The same partition as Example 1 remains optimal:
| Segment | Range |
|---|---|
| [2,3] | 1 |
| [3,1] | 2 |
Total:
3
Answer:
3
Complexity Analysis
| Measure | Complexity | Explanation |
|---|---|---|
| Time | O(nk) | Each element updates O(k) DP states |
| Space | O(k) | Only the compressed DP table is stored |
The DP contains k + 2 rows and only three balance states. For every array element, we iterate through all DP layers once. Since n <= 1000, this complexity easily fits within the limits.
Test Cases
sol = Solution()
assert sol.maximumScore([1, 2, 3, 3], 2) == 3 # provided example
assert sol.maximumScore([1, 2, 3, 3], 1) == 2 # single segment
assert sol.maximumScore([1, 2, 3, 3], 4) == 3 # at most k segments
assert sol.maximumScore([5], 1) == 0 # single element
assert sol.maximumScore([7, 7, 7, 7], 4) == 0 # all equal
assert sol.maximumScore([1, 100], 1) == 99 # one segment
assert sol.maximumScore([1, 100], 2) == 99 # extra segments do not help
assert sol.maximumScore([1, 10, 1, 10], 2) == 18 # alternating highs and lows
assert sol.maximumScore([10, 1, 10, 1], 2) == 18 # cyclic wrap useful
assert sol.maximumScore([1, 3, 2, 4, 1], 3) >= 0 # general mixed case
Test Summary
| Test | Why |
|---|---|
[1,2,3,3], k=2 |
Validates the main example |
[1,2,3,3], k=1 |
Forces a single segment |
[1,2,3,3], k=4 |
Confirms "at most k" behavior |
[5] |
Smallest possible input |
[7,7,7,7] |
All ranges are zero |
[1,100] |
Simple two-element range |
[1,100], k=2 |
Additional partitions do not improve score |
[1,10,1,10] |
Multiple strong extrema |
[10,1,10,1] |
Useful cyclic structure |
| Mixed random case | General correctness coverage |
Edge Cases
A single-element array is the smallest valid input.

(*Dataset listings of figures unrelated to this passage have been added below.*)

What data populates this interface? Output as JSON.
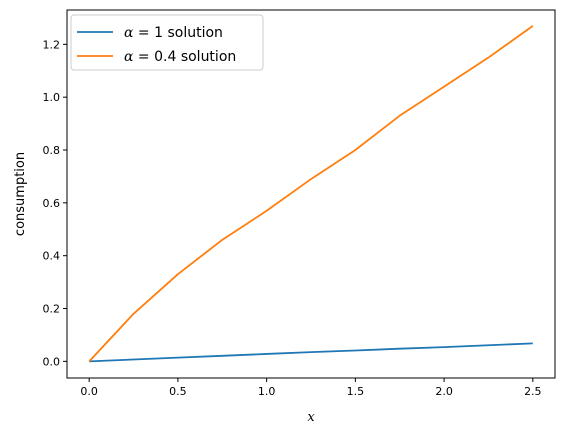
{
  "chart_data": {
    "type": "line",
    "xlabel": "x",
    "ylabel": "consumption",
    "xlim": [
      -0.125,
      2.625
    ],
    "ylim": [
      -0.063,
      1.33
    ],
    "x_ticks": [
      0.0,
      0.5,
      1.0,
      1.5,
      2.0,
      2.5
    ],
    "x_tick_labels": [
      "0.0",
      "0.5",
      "1.0",
      "1.5",
      "2.0",
      "2.5"
    ],
    "y_ticks": [
      0.0,
      0.2,
      0.4,
      0.6,
      0.8,
      1.0,
      1.2
    ],
    "y_tick_labels": [
      "0.0",
      "0.2",
      "0.4",
      "0.6",
      "0.8",
      "1.0",
      "1.2"
    ],
    "grid": false,
    "legend_position": "top-left",
    "x": [
      0.0,
      0.25,
      0.5,
      0.75,
      1.0,
      1.25,
      1.5,
      1.75,
      2.0,
      2.25,
      2.5
    ],
    "series": [
      {
        "name": "α = 1 solution",
        "legend_greek": "α",
        "legend_rest": " = 1 solution",
        "color": "#1f77b4",
        "values": [
          0.0,
          0.007,
          0.014,
          0.021,
          0.028,
          0.035,
          0.041,
          0.048,
          0.054,
          0.061,
          0.068
        ]
      },
      {
        "name": "α = 0.4 solution",
        "legend_greek": "α",
        "legend_rest": " = 0.4 solution",
        "color": "#ff7f0e",
        "values": [
          0.0,
          0.18,
          0.33,
          0.46,
          0.57,
          0.69,
          0.8,
          0.93,
          1.04,
          1.15,
          1.27
        ]
      }
    ]
  }
}
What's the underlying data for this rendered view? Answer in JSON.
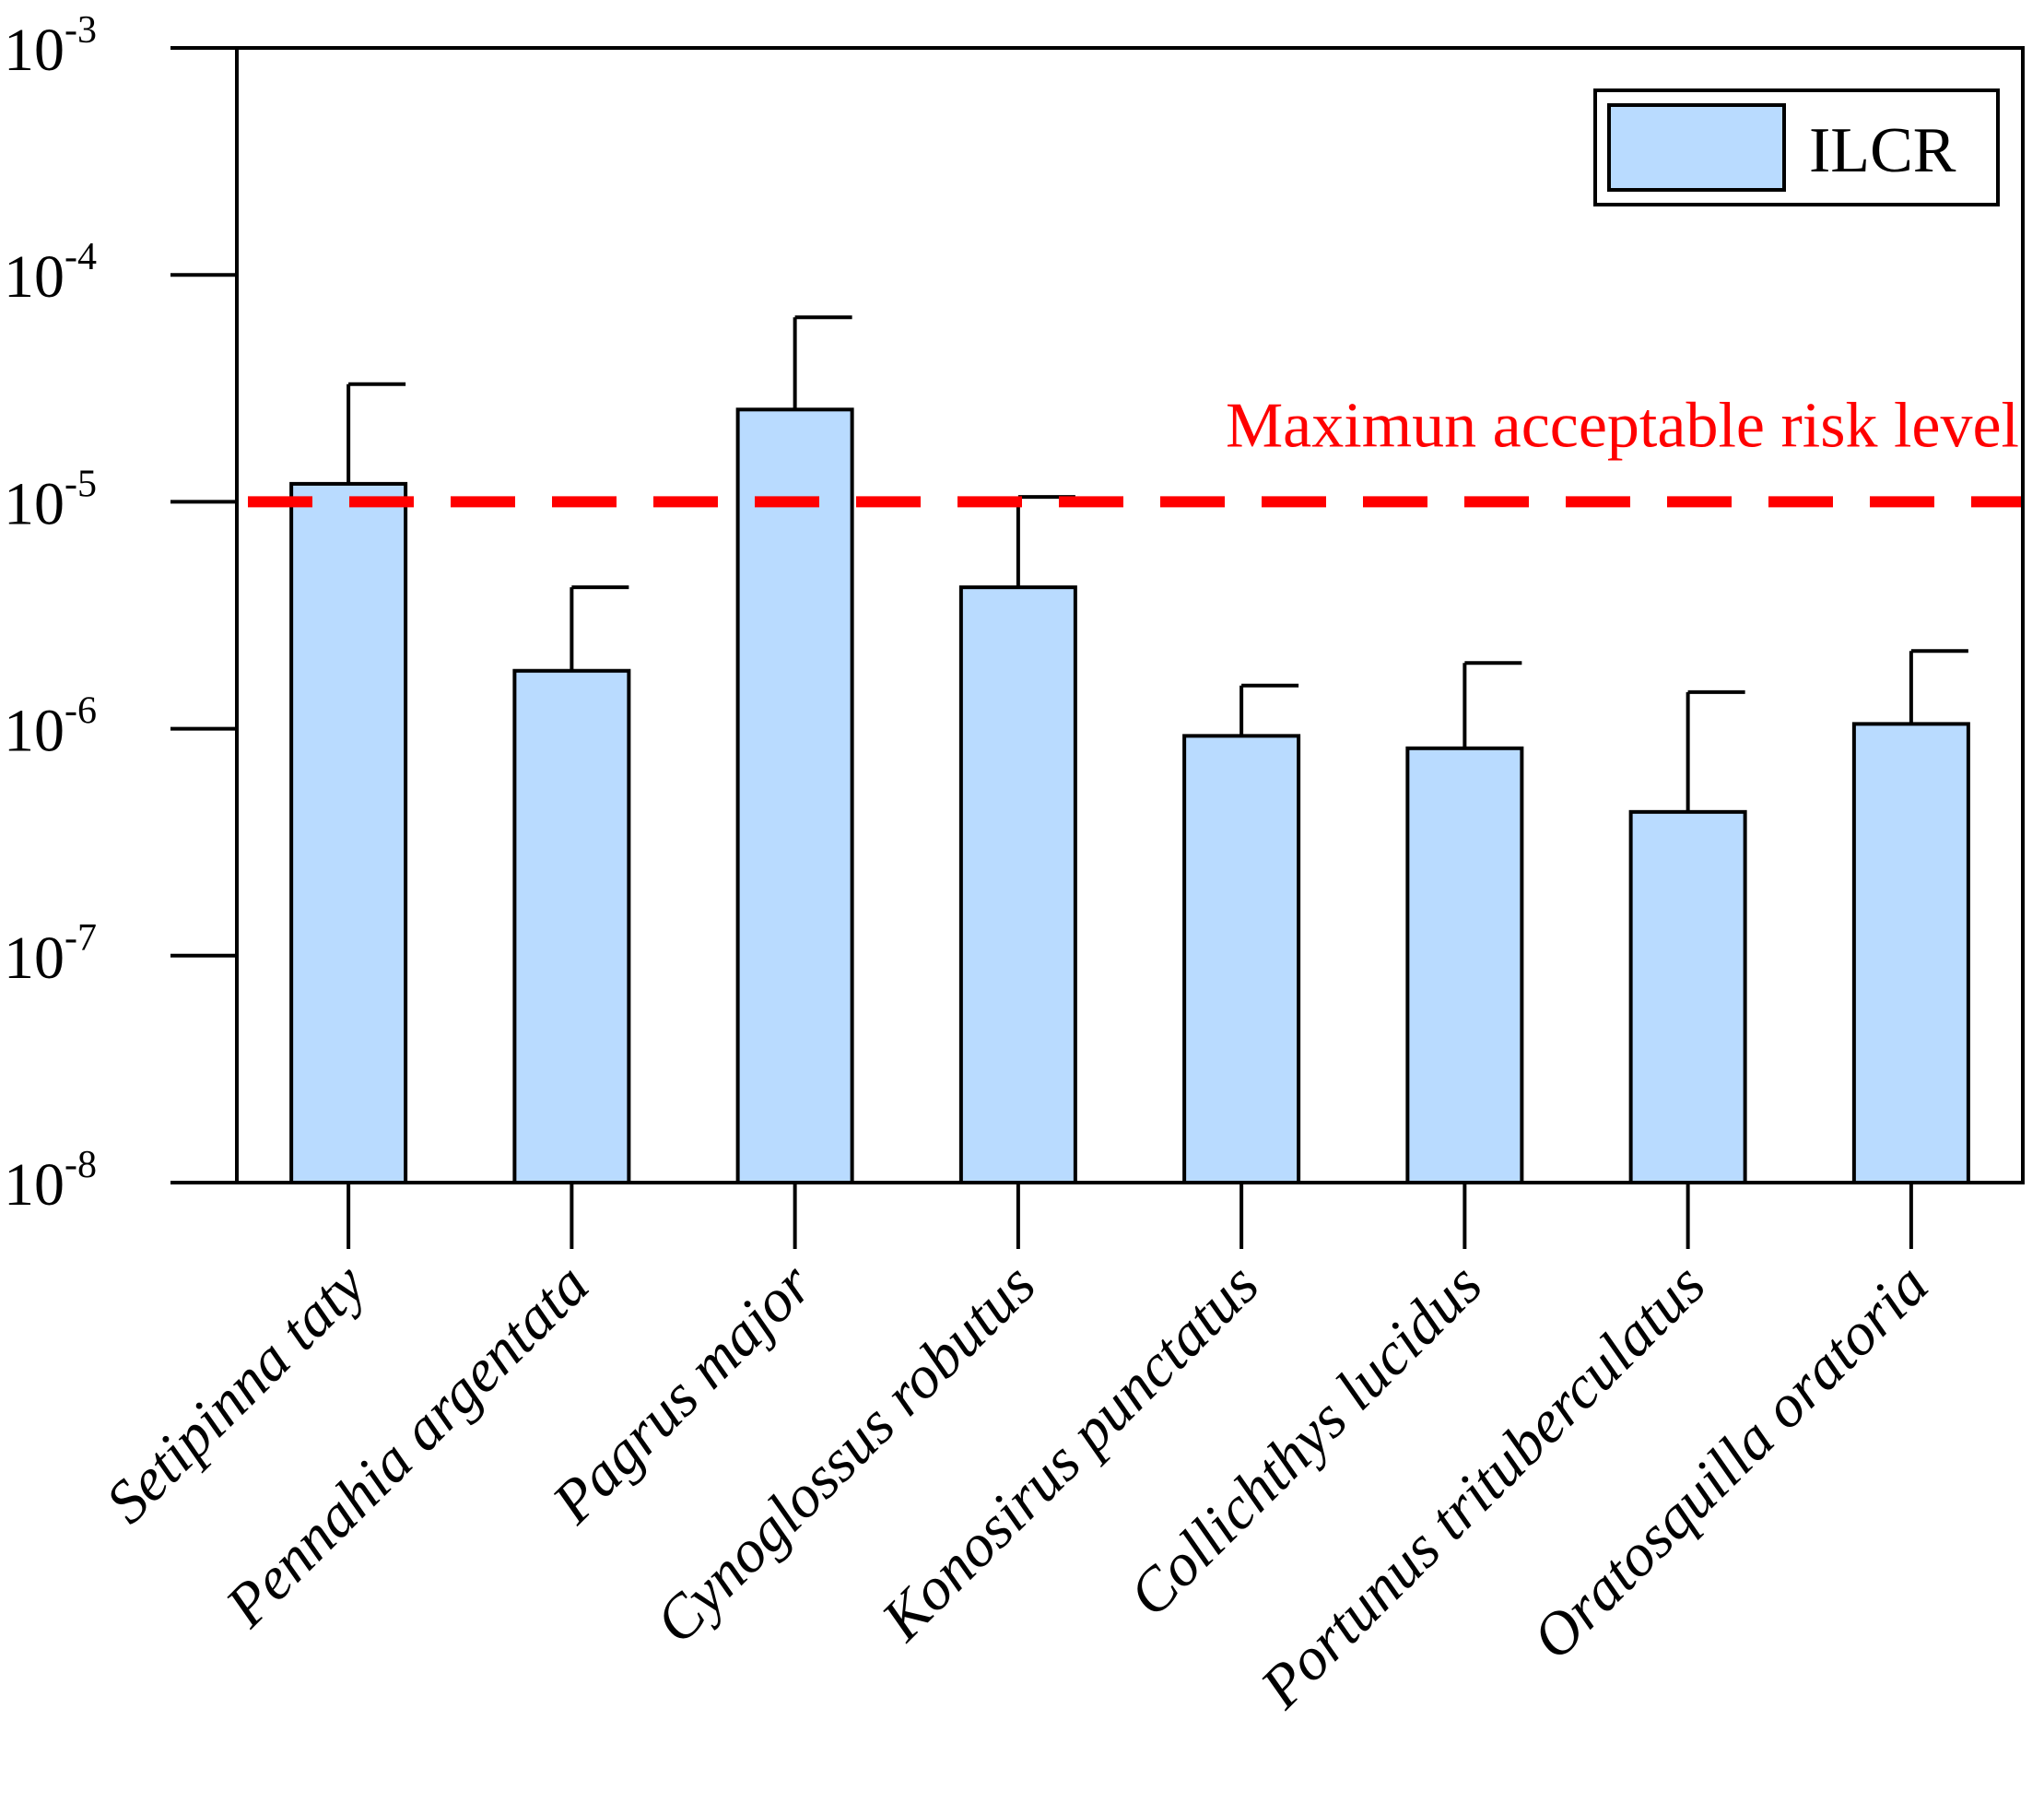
{
  "chart_data": {
    "type": "bar",
    "scale": "log",
    "categories": [
      "Setipinna taty",
      "Pennahia argentata",
      "Pagrus major",
      "Cynoglossus robutus",
      "Konosirus punctatus",
      "Collichthys lucidus",
      "Portunus trituberculatus",
      "Oratosquilla oratoria"
    ],
    "series": [
      {
        "name": "ILCR",
        "color": "#b9dbff",
        "values": [
          1.2e-05,
          1.8e-06,
          2.55e-05,
          4.2e-06,
          9.3e-07,
          8.2e-07,
          4.3e-07,
          1.05e-06
        ],
        "error_upper": [
          3.3e-05,
          4.2e-06,
          6.5e-05,
          1.05e-05,
          1.55e-06,
          1.95e-06,
          1.45e-06,
          2.2e-06
        ]
      }
    ],
    "ylim": [
      1e-08,
      0.001
    ],
    "yticks": [
      {
        "base": "10",
        "exp": "-8",
        "value": 1e-08
      },
      {
        "base": "10",
        "exp": "-7",
        "value": 1e-07
      },
      {
        "base": "10",
        "exp": "-6",
        "value": 1e-06
      },
      {
        "base": "10",
        "exp": "-5",
        "value": 1e-05
      },
      {
        "base": "10",
        "exp": "-4",
        "value": 0.0001
      },
      {
        "base": "10",
        "exp": "-3",
        "value": 0.001
      }
    ],
    "threshold": {
      "value": 1e-05,
      "label": "Maximun acceptable risk level",
      "color": "#ff0000"
    },
    "legend": {
      "position": "top-right",
      "label": "ILCR"
    },
    "xlabel": "",
    "ylabel": "",
    "title": ""
  }
}
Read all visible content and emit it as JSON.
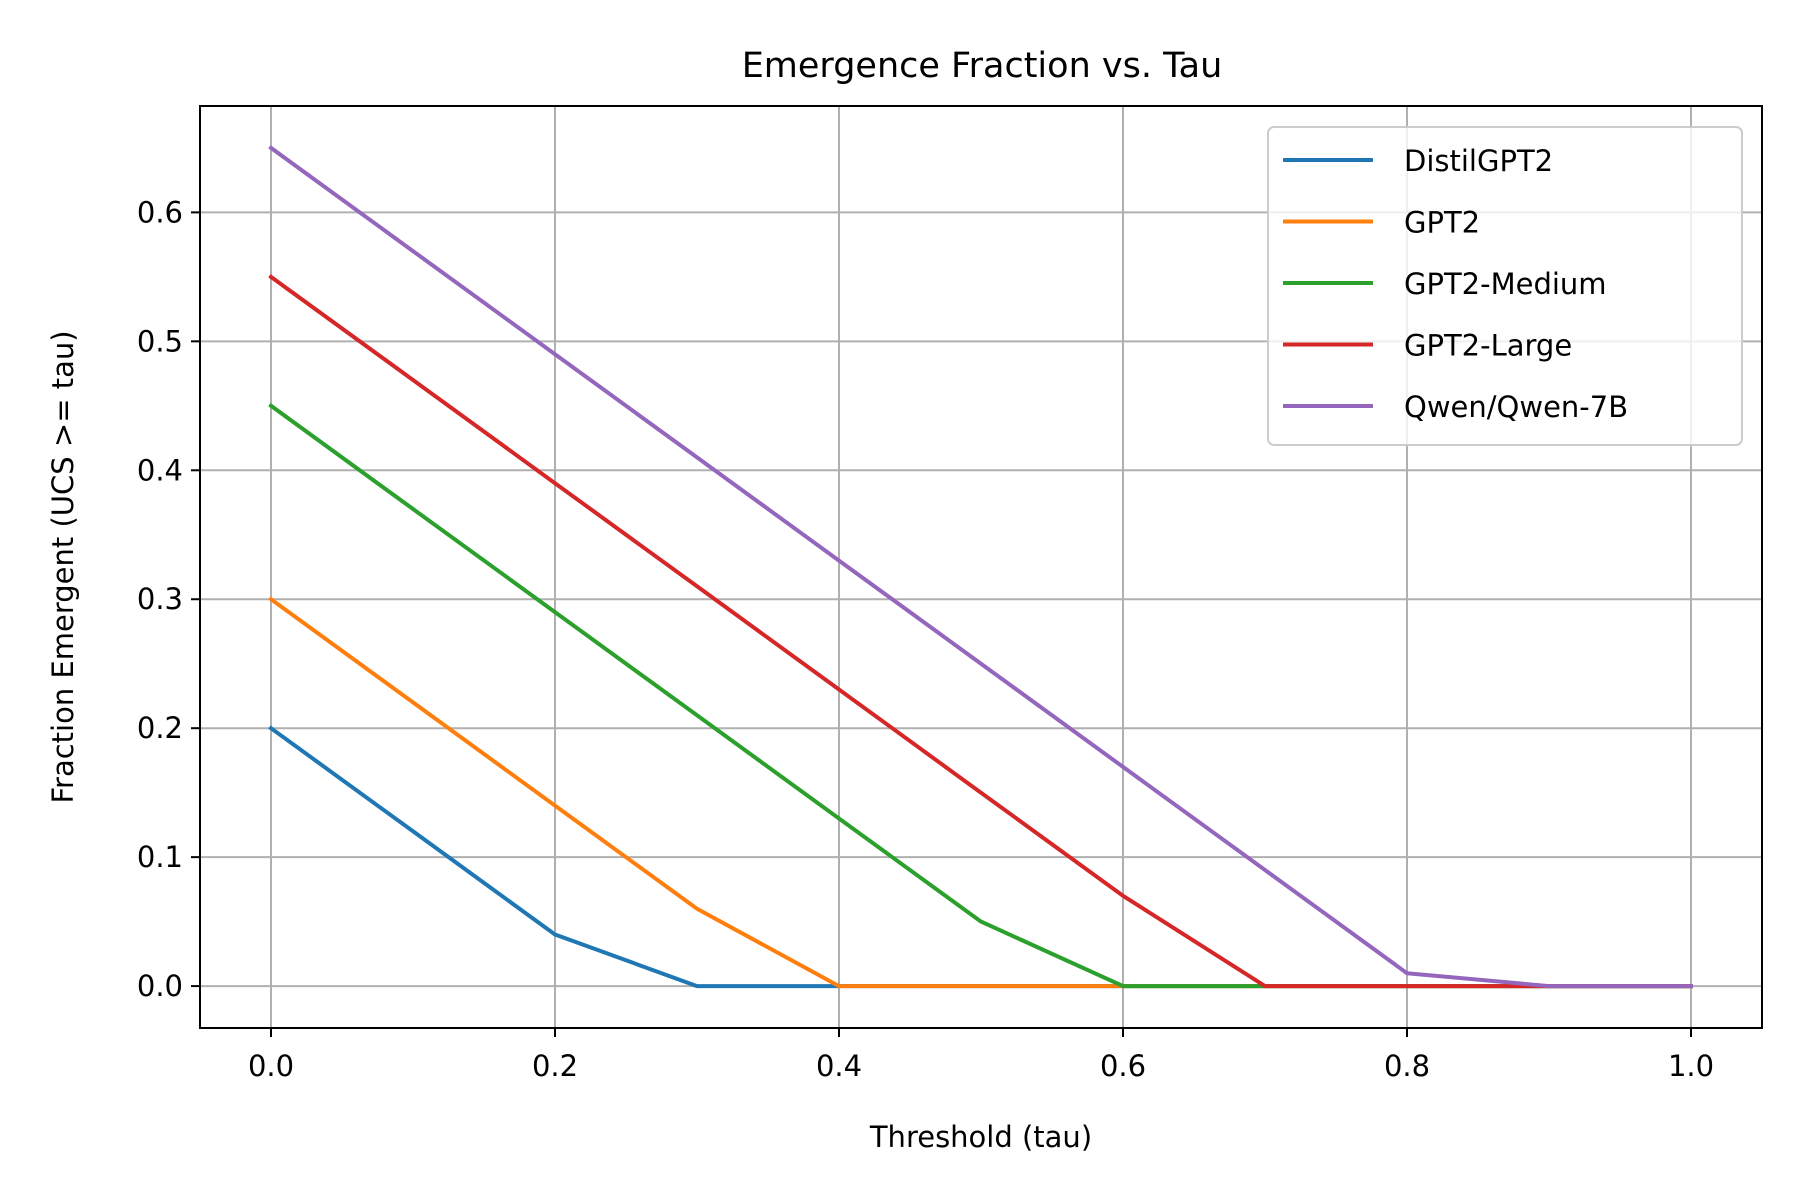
{
  "chart_data": {
    "type": "line",
    "title": "Emergence Fraction vs. Tau",
    "xlabel": "Threshold (tau)",
    "ylabel": "Fraction Emergent (UCS >= tau)",
    "xlim": [
      -0.05,
      1.05
    ],
    "ylim": [
      -0.0325,
      0.6825
    ],
    "xticks": [
      0.0,
      0.2,
      0.4,
      0.6,
      0.8,
      1.0
    ],
    "xtick_labels": [
      "0.0",
      "0.2",
      "0.4",
      "0.6",
      "0.8",
      "1.0"
    ],
    "yticks": [
      0.0,
      0.1,
      0.2,
      0.3,
      0.4,
      0.5,
      0.6
    ],
    "ytick_labels": [
      "0.0",
      "0.1",
      "0.2",
      "0.3",
      "0.4",
      "0.5",
      "0.6"
    ],
    "grid": true,
    "legend_position": "top-right",
    "x": [
      0.0,
      0.1,
      0.2,
      0.3,
      0.4,
      0.5,
      0.6,
      0.7,
      0.8,
      0.9,
      1.0
    ],
    "series": [
      {
        "name": "DistilGPT2",
        "color": "#1f77b4",
        "values": [
          0.2,
          0.12,
          0.04,
          0.0,
          0.0,
          0.0,
          0.0,
          0.0,
          0.0,
          0.0,
          0.0
        ]
      },
      {
        "name": "GPT2",
        "color": "#ff7f0e",
        "values": [
          0.3,
          0.22,
          0.14,
          0.06,
          0.0,
          0.0,
          0.0,
          0.0,
          0.0,
          0.0,
          0.0
        ]
      },
      {
        "name": "GPT2-Medium",
        "color": "#2ca02c",
        "values": [
          0.45,
          0.37,
          0.29,
          0.21,
          0.13,
          0.05,
          0.0,
          0.0,
          0.0,
          0.0,
          0.0
        ]
      },
      {
        "name": "GPT2-Large",
        "color": "#d62728",
        "values": [
          0.55,
          0.47,
          0.39,
          0.31,
          0.23,
          0.15,
          0.07,
          0.0,
          0.0,
          0.0,
          0.0
        ]
      },
      {
        "name": "Qwen/Qwen-7B",
        "color": "#9467bd",
        "values": [
          0.65,
          0.57,
          0.49,
          0.41,
          0.33,
          0.25,
          0.17,
          0.09,
          0.01,
          0.0,
          0.0
        ]
      }
    ]
  }
}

The only possible segment contains one value, so its maximum and minimum are identical. The score must therefore be zero. The DP naturally handles this because no profitable extremum pair can be formed.
Arrays where every value is the same are another important corner case. Every segment has range zero regardless of how the array is partitioned. A buggy implementation may accidentally create positive contributions through incorrect state transitions. The DP only gains score from actual value differences, so the result remains zero.
The case k = 1 is particularly important because partitioning is not allowed. The entire cycle must remain a single segment. Any implementation that incorrectly assumes at least one cut exists will fail here. The DP formulation still works because it can represent the single global maximum and minimum contribution for the whole cycle.
Finally, cyclic wrap-around partitions are the defining challenge of the problem. A solution that treats the array as purely linear misses valid optimal answers. By evaluating the two linearizations around a global maximum, the implementation captures every optimal cyclic partition without explicitly managing wrap-around segments.